По дороге он расспрашивал, чем я занимаюсь (увлекаюсь). «Ага, стихи, так я и подумал. У Наташи, к которой мы идем, отец известный поэт, Яшин фамилия, слышал?» Слышал. Когда мы пришли, я утвердительно спросил у новой знакомой: «Ваш отец поэт?» Она темно усмехнулась: «Мой отец крестьянин». Наш частный разговор не складывался, и скоро они заговорили о своем, про общих знакомых. О каком-то Иване, который пробует писать, хочет стать прозаиком. «А что – очень может быть, – сказал Казик. – Человек он интересный».

Это знакомство (и все, что за ним последовало) едва не сорвалось: как только мы вышли из монастыря, я понял, что идти в ту деревню придется по скошенному полю, по стерне. Я был босиком и уже собирался отказаться. Почему-то раздумал. Казик потом рассказывал: «Я только на середине пути заметил, что ты босиком, и ужаснулся: как же ты идешь? Ты ответил, сильно заикаясь: „Да, мне б-б-больно“, – и продолжил разговор».

Мама зашла в комнату о чем-то спросить. Иван, впервые зашедший в гости, сидел на корточках, упершись лопатками в ребра батареи. «У меня прямо оборвалось что-то внутри, – объясняла она потом. – Вхожу, а в углу сидит такой… ну, Алеша Карамазов». Впечатление наверняка шло от глаз – от их опрокинутого выражения. Глаза серые, в общем небольшие. Но иногда взгляд шел сквозь тебя, явно не замечая преграды, и тогда глаза казались огромными.

В первую встречу я смотрел на него издалека и без очков, даже не рассмотрел хорошенько, но подумал почему-то: «Щеголь, маленький щеголь». Совершенно непонятно, откуда это пришло – точно, что не от одежды. Потом сразу стерлось, забылось. А все-таки было верным. Даром, что ли, он Константина Леонтьева любил. Маленький щеголь, Ванюша. Ему бы в лаковых сапожках расхаживать, а не в тех, солдатских.

А вообще-то все нормальные – то есть живые – люди внешне вполне забавны, иногда нелепы. Шмыгают носом, шевелят губами. Волос вихром. (Мысль в духе Честертона.)

– Ты еще прочтешь у Валери про этого интересного господина Тэста, – говорил мне Иван. – Конечно, он утверждает, что писать ничего не надо, да и читать, кажется, не надо.

– А что надо?

– А надо все помнить. Причем не только «на сегодня», но и на завтра. То есть надо помнить вперед: отбирать и запоминать то, что сегодня кажется ненужным, но когда-нибудь потом окажется самым важным. А я, кстати, даже не помню, как мы с тобой познакомились. Где это было, в институте?

– Нет, в институте я тебя в первый раз увидел, издали. А потом, уже в другой день, я стоял в читальном зале, сдавал книги. Подошел Казик, мы пошли вместе. Уже на улице он небрежно и как бы невзначай спросил: не хочу ли я зайти с ним к одному интересному человеку? Слово «интересному» он так растянул, немного иронически, как будто не ручается за это определение. Не берет ответственности. «Художник-абстракционист, – пояснил он, – Тарон, – это имя, а не фамилия. Сложный человек, но тебе, думаю, будет полезно с ним столкнуться… сразиться».
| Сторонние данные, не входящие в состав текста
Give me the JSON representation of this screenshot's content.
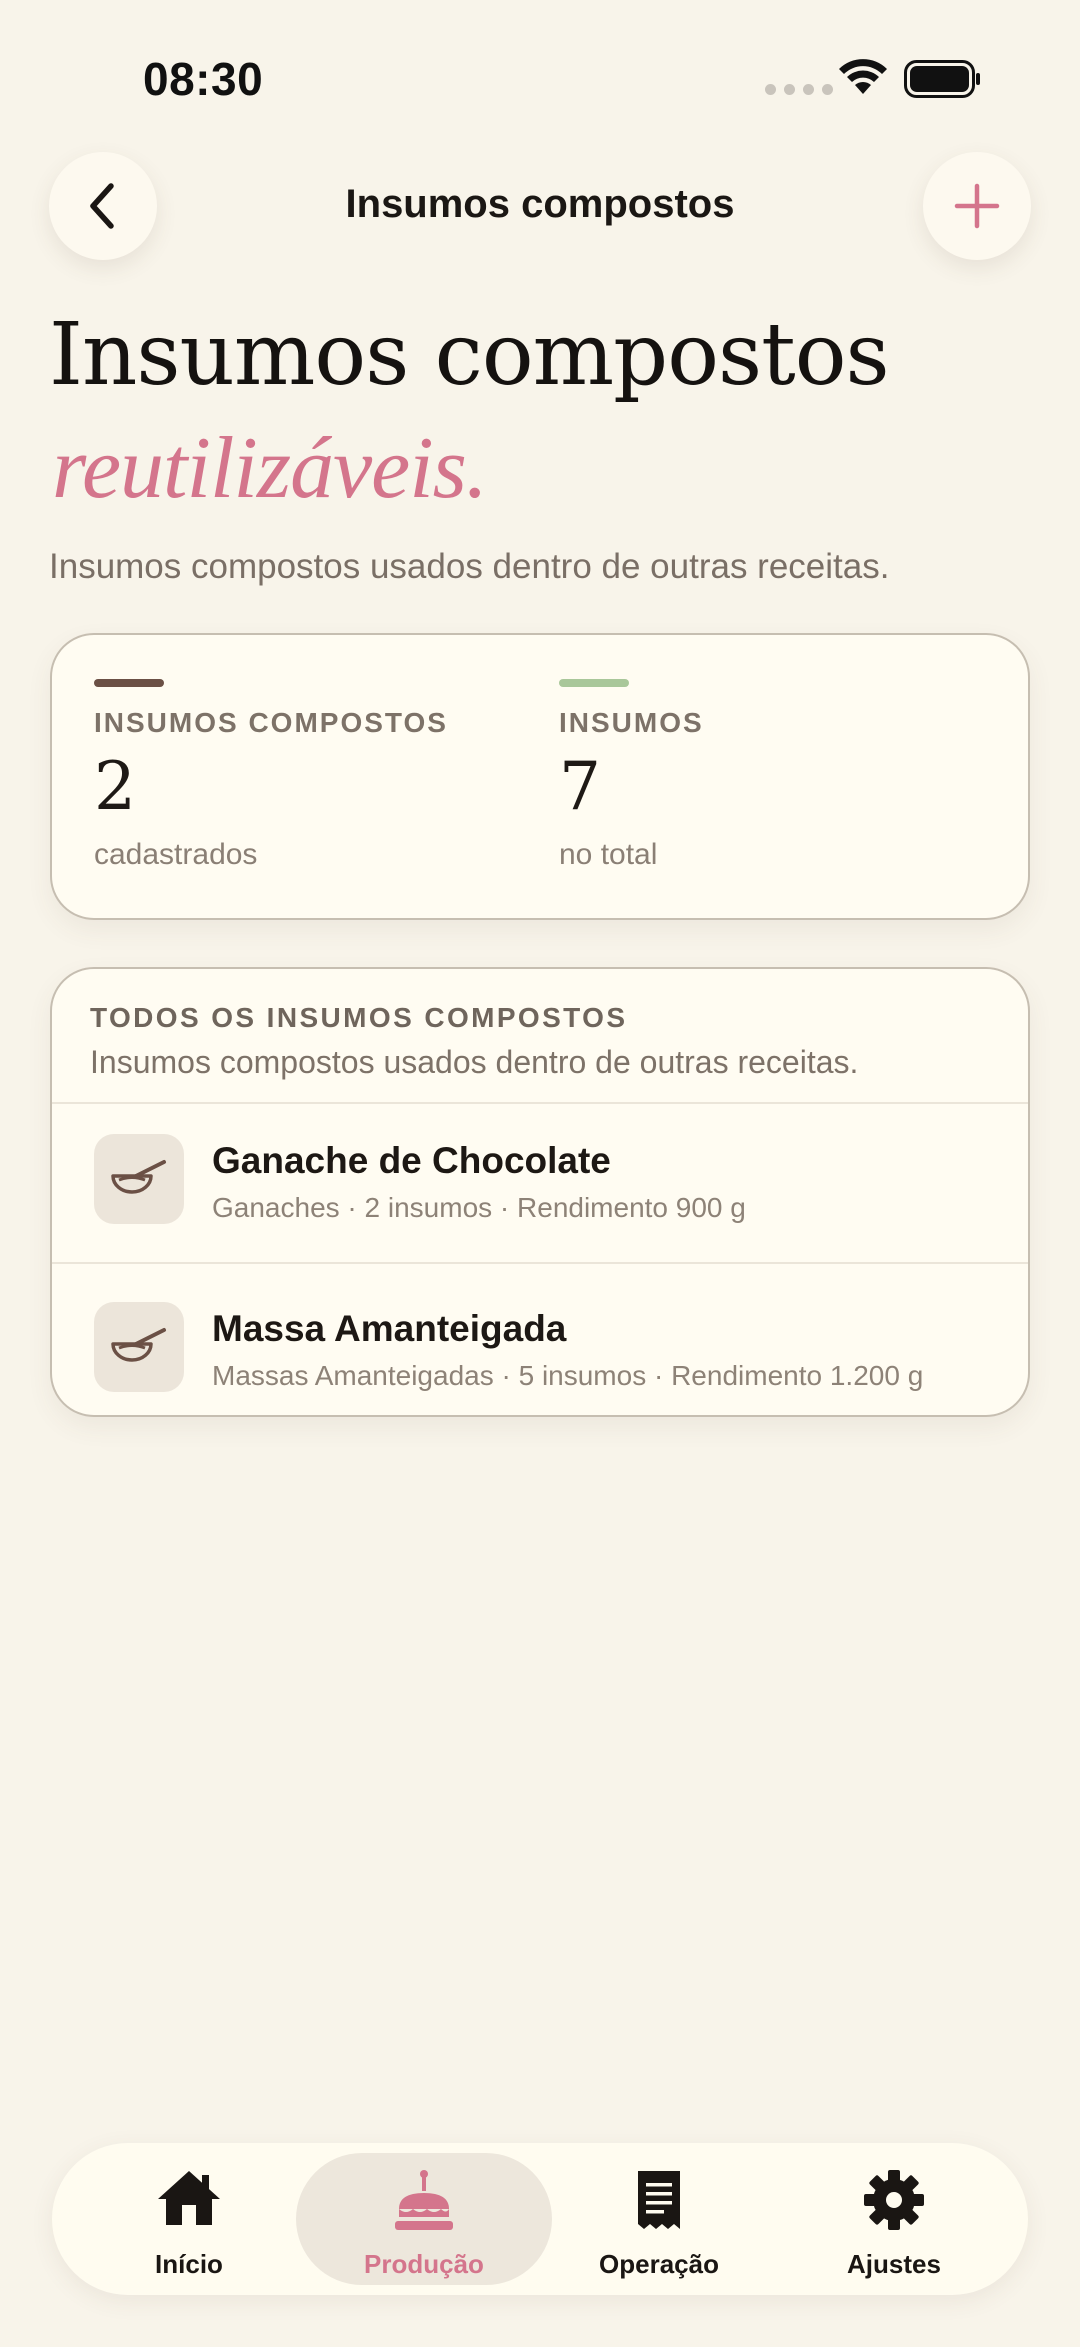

Когда мы поднялись на последний этаж, он просто толкнул дверь, и она открылась. Я удивился: «Так это еще не его квартира?» Казик усмехнулся, довольный: «Богема в отдельных квартирах не живет-с». В его дверь он уже постучал. «Входите!» – ответили очень громко, как будто хозяин стоял прямо за дверью.
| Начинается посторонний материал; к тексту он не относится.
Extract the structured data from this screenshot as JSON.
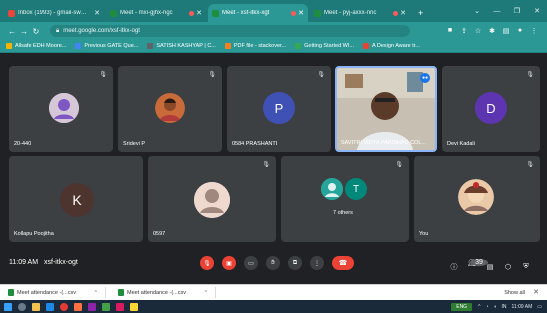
{
  "browser": {
    "tabs": [
      {
        "title": "Inbox (1993) - gmail-sw@nce2068...",
        "icon_color": "#e8453c",
        "active": false
      },
      {
        "title": "Meet - mxi-gjhx-ngc",
        "icon_color": "#1e8e3e",
        "active": false
      },
      {
        "title": "Meet - xsf-itkx-xgt",
        "icon_color": "#1e8e3e",
        "active": true
      },
      {
        "title": "Meet - pyj-axxx-nnc",
        "icon_color": "#1e8e3e",
        "active": false
      }
    ],
    "new_tab_label": "+",
    "url": "meet.google.com/xsf-itkx-ogt",
    "bookmarks": [
      {
        "label": "Allsafe EDH Moore...",
        "icon_color": "#f4b400"
      },
      {
        "label": "Previous GATE Que...",
        "icon_color": "#4285f4"
      },
      {
        "label": "SATISH KASHYAP | C...",
        "icon_color": "#5f6368"
      },
      {
        "label": "PDF file - stackover...",
        "icon_color": "#f48024"
      },
      {
        "label": "Getting Started WI...",
        "icon_color": "#34a853"
      },
      {
        "label": "A Design Aware tr...",
        "icon_color": "#ea4335"
      }
    ]
  },
  "meet": {
    "participants": [
      {
        "name": "20-440",
        "kind": "avatar-person"
      },
      {
        "name": "Sridevi P",
        "kind": "photo"
      },
      {
        "name": "0584 PRASHANTI",
        "kind": "letter",
        "letter": "P",
        "color": "#3f51b5"
      },
      {
        "name": "SAVITRI VIDYA PARISHAD COL...",
        "kind": "video"
      },
      {
        "name": "Devi Kadali",
        "kind": "letter",
        "letter": "D",
        "color": "#5e35b1"
      },
      {
        "name": "Kollapu Poojitha",
        "kind": "letter",
        "letter": "K",
        "color": "#4e342e"
      },
      {
        "name": "0597",
        "kind": "avatar-person"
      },
      {
        "name": "7 others",
        "kind": "group"
      },
      {
        "name": "You",
        "kind": "photo-you"
      }
    ],
    "time": "11:09 AM",
    "meeting_code": "xsf-itkx-ogt",
    "participant_count": "39"
  },
  "downloads": {
    "items": [
      {
        "name": "Meet attendance -(...csv"
      },
      {
        "name": "Meet attendance -(...csv"
      }
    ],
    "show_all": "Show all"
  },
  "taskbar": {
    "tray_tag": "ENG",
    "tray_info": "IN",
    "clock": "11:09 AM"
  },
  "colors": {
    "meet_bg": "#202124",
    "tile_bg": "#3c4043",
    "chrome_teal": "#2c9896",
    "end_call": "#ea4335"
  }
}
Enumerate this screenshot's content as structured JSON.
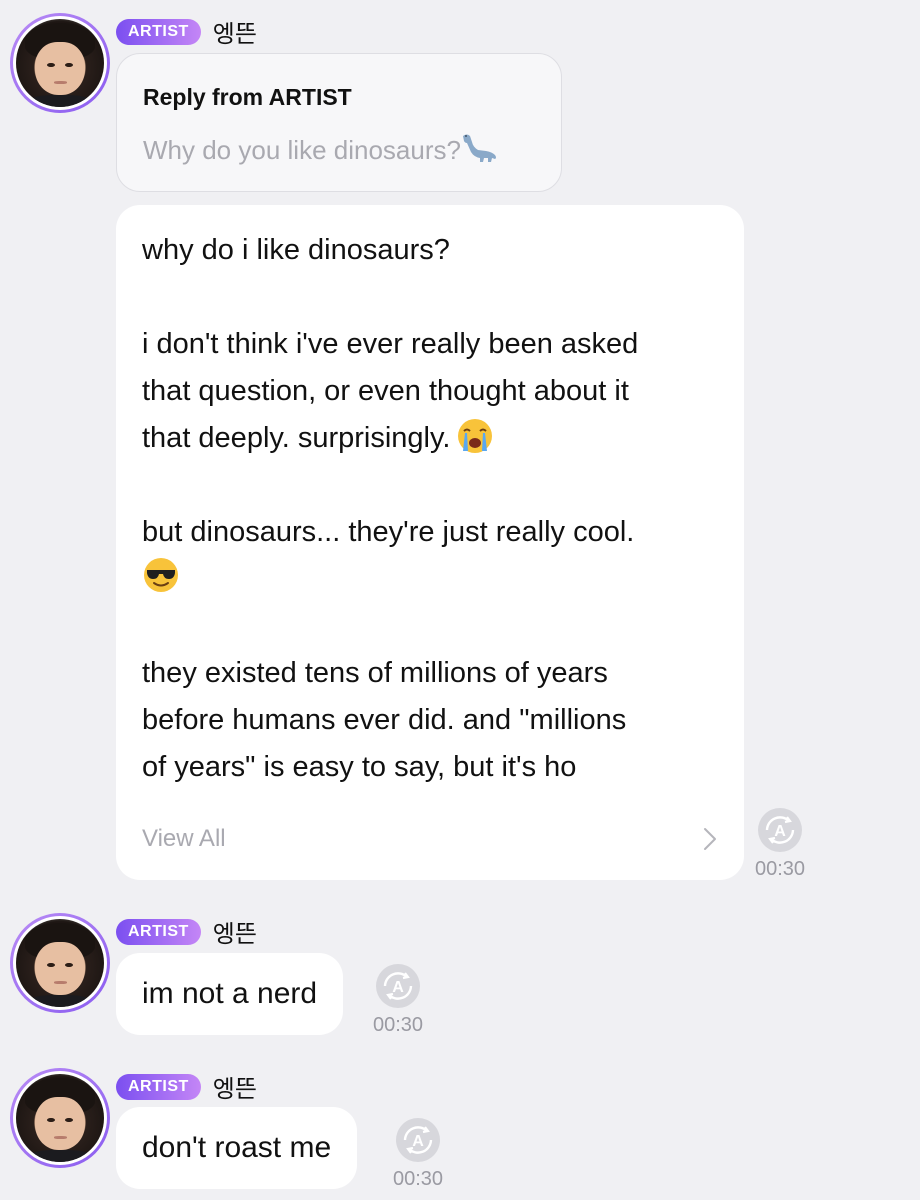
{
  "author": {
    "badge": "ARTIST",
    "name": "엥뜬"
  },
  "messages": [
    {
      "type": "reply",
      "reply_title": "Reply from ARTIST",
      "reply_quote": "Why do you like dinosaurs?",
      "reply_quote_icon": "dinosaur-icon",
      "lines": [
        "why do i like dinosaurs?",
        "",
        "i don't think i've ever really been asked",
        "that question, or even thought about it",
        "that deeply. surprisingly.",
        "",
        "but dinosaurs... they're just really cool.",
        "",
        "",
        "they existed tens of millions of years",
        "before humans ever did. and \"millions",
        "of years\" is easy to say, but it's ho"
      ],
      "emojis": [
        "loudly-crying-face",
        "smiling-face-with-sunglasses"
      ],
      "view_all": "View All",
      "time": "00:30"
    },
    {
      "type": "text",
      "text": "im not a nerd",
      "time": "00:30"
    },
    {
      "type": "text",
      "text": "don't roast me",
      "time": "00:30"
    }
  ],
  "colors": {
    "background": "#f0f0f3",
    "badge_gradient_start": "#7b4ff0",
    "badge_gradient_end": "#c486f6",
    "bubble": "#ffffff",
    "muted_text": "#a9a9b0"
  }
}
На самом деле он сидел у окна, в самом конце неправдоподобно узкой, в ширину коридора, комнаты. Большую ее часть занимал дощатый топчан, на нем этот человек и сидел по-турецки, очень прямо. От темной (на фоне окна) фигуры шло грозное напряжение. Не сразу различилось лицо, красивое и мрачное, явно восточное. Я видел, что он смотрит на Казика в упор, нахмурившись. «А-а, – зловеще протянул он, и это „а-а“ перешло в „э-э“. – Это ты, Каз». И тут же, без всякого предупреждения пошел такой ругательский разнос, что бедный Казик (вроде бы уже победно сразившийся с этим сложным человеком) не мог и слова вставить. Все получалось совсем не так, как он предполагал. «Я таких, как ты, не люблю. – Художник не выстреливал словами, а метал их, как копья. – Я люблю так: приходит человек и прямо говорит: вот мое голубое, а вот мое красное. Вот Андросов решил у меня учиться живописи. Так я теперь его сюда не пущу, мы будем здесь водку пить, а он будет там, за дверью, потому что он – ученик». Постепенно выяснялся смысл разноса: Казик купил у художника книгу, не то икону, а это неправильно, следовало просто дать деньги, ничего не беря взамен. Но напор, я думаю, был спровоцирован тем, что появился зритель. Зритель, учти, совершенно анонимный, Казик не успел нас познакомить, и все это время Тарон как бы не обращал на меня внимания.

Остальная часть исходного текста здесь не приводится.